Se lo arrebató de las manos y comenzó a leer, acompañando el trabajo de los ojos con movimientos de deglución, y
Mujiquita, que de todo aquello coligió que Ño Pernalete estaba «tendiéndose un puente», se animó a advertirle:
–Fíjese, general, en que ahí no dice que haya sido muerte natural.
Mas, en esto de abandonar una opinión que hubiese sustentado, Ño Pernalete era como las bestias, que luego de
derribar al jinete lo cocean en el suelo, y al oír mencionar la explicación que hasta allí había hecho prevalecer, se
revolvió contra Mujiquita:
–¿Cómo iba a decirlo? ¿Acaso puede usted asegurar que el hombre no fue asesinado? ¿Ni qué tiene que meterse en
esos particulares un juez de instrucción, que no está obligado sino a poner en el sumario lo que vio con sus propios
ojos? ¿O es que usted se ha metido a dar opiniones sobre la causa de la muerte?
–En absoluto, general.
–Entonces, pues, ¿a qué viene todo este embrollo? Si usted hizo lo suyo bien hecho, quédese tranquilo. Ya le dije
también a su amigo el doctorcito que se fuera tranquilo, porque la justicia se cumpliría. Váyase allá, usted debe de saber
dónde se ha alojado, y como cosa suya, repítale eso, que la justicia se cumplirá, porque yo me estoy ocupando del
asunto. Así él se irá tranquilo para su casa y no nos jeringará más la paciencia.

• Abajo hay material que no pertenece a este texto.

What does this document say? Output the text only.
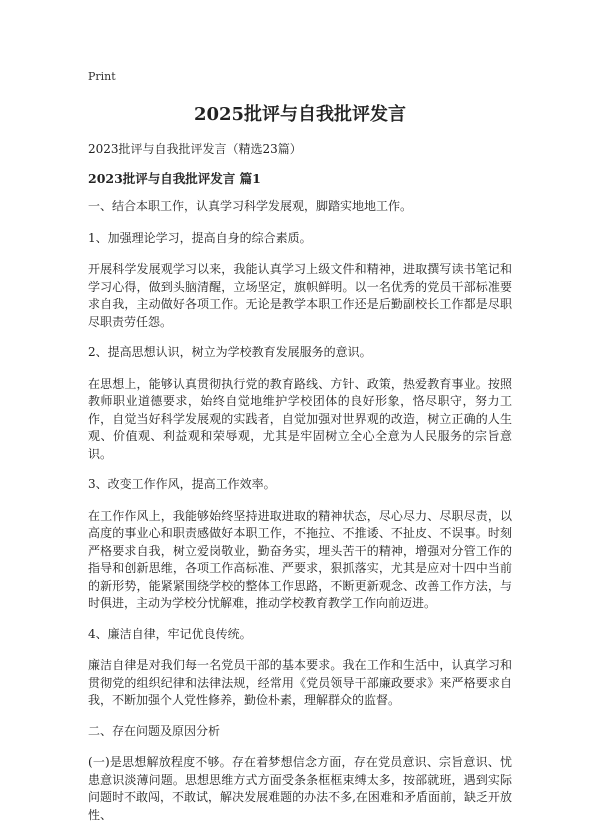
Print
2025批评与自我批评发言
2023批评与自我批评发言（精选23篇）
2023批评与自我批评发言 篇1
一、结合本职工作，认真学习科学发展观，脚踏实地地工作。
1、加强理论学习，提高自身的综合素质。
开展科学发展观学习以来，我能认真学习上级文件和精神，进取撰写读书笔记和学习心得，做到头脑清醒，立场坚定，旗帜鲜明。以一名优秀的党员干部标准要求自我，主动做好各项工作。无论是教学本职工作还是后勤副校长工作都是尽职尽职责劳任怨。
2、提高思想认识，树立为学校教育发展服务的意识。
在思想上，能够认真贯彻执行党的教育路线、方针、政策，热爱教育事业。按照教师职业道德要求，始终自觉地维护学校团体的良好形象，恪尽职守，努力工作，自觉当好科学发展观的实践者，自觉加强对世界观的改造，树立正确的人生观、价值观、利益观和荣辱观，尤其是牢固树立全心全意为人民服务的宗旨意识。
3、改变工作作风，提高工作效率。
在工作作风上，我能够始终坚持进取进取的精神状态，尽心尽力、尽职尽责，以高度的事业心和职责感做好本职工作，不拖拉、不推诿、不扯皮、不误事。时刻严格要求自我，树立爱岗敬业，勤奋务实，埋头苦干的精神，增强对分管工作的指导和创新思维，各项工作高标准、严要求，狠抓落实，尤其是应对十四中当前的新形势，能紧紧围绕学校的整体工作思路，不断更新观念、改善工作方法，与时俱进，主动为学校分忧解难，推动学校教育教学工作向前迈进。
4、廉洁自律，牢记优良传统。
廉洁自律是对我们每一名党员干部的基本要求。我在工作和生活中，认真学习和贯彻党的组织纪律和法律法规，经常用《党员领导干部廉政要求》来严格要求自我，不断加强个人党性修养，勤俭朴素，理解群众的监督。
二、存在问题及原因分析
(一)是思想解放程度不够。存在着梦想信念方面，存在党员意识、宗旨意识、忧患意识淡薄问题。思想思维方式方面受条条框框束缚太多，按部就班，遇到实际问题时不敢闯，不敢试，解决发展难题的办法不多,在困难和矛盾面前，缺乏开放性、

–Si usted quiere, general, puedo también preguntarle cuáles son las personas de quien sospecha –propuso Mujiquita.
–¡No, señor! Haga lo que le digo y nada más.
–Como cosa mía, decía yo.
–¿Hasta cuándo será usted pendejo, Mujiquita? ¿No se le ocurre que si nos ponemos a jeringar, nos vamos a
encontrar con la mano de doña Bárbara?
–Yo decía por lo de la circular del presidente –balbuceó Mujiquita.
–¿No le digo? A usted lo van a enterrar con urna blanca, Mujiquita, de puro inocente. ¿No sabe usted que a El
Miedo no llegan circulares, porque el presidente del Estado es amigo de doña Bárbara? Le debe favores que no se
olvidan: un muchacho que le salvó de la muerte con unas hierbas, de las que ella conoce, y otras cosas más, que no son
hierbas propiamente. Ande a hacer lo que le mando. Vaya a darle un caldo de substancia a su amigo, para que se largue
tranquilo para su casa mientras aquí brujuleamos la cosa.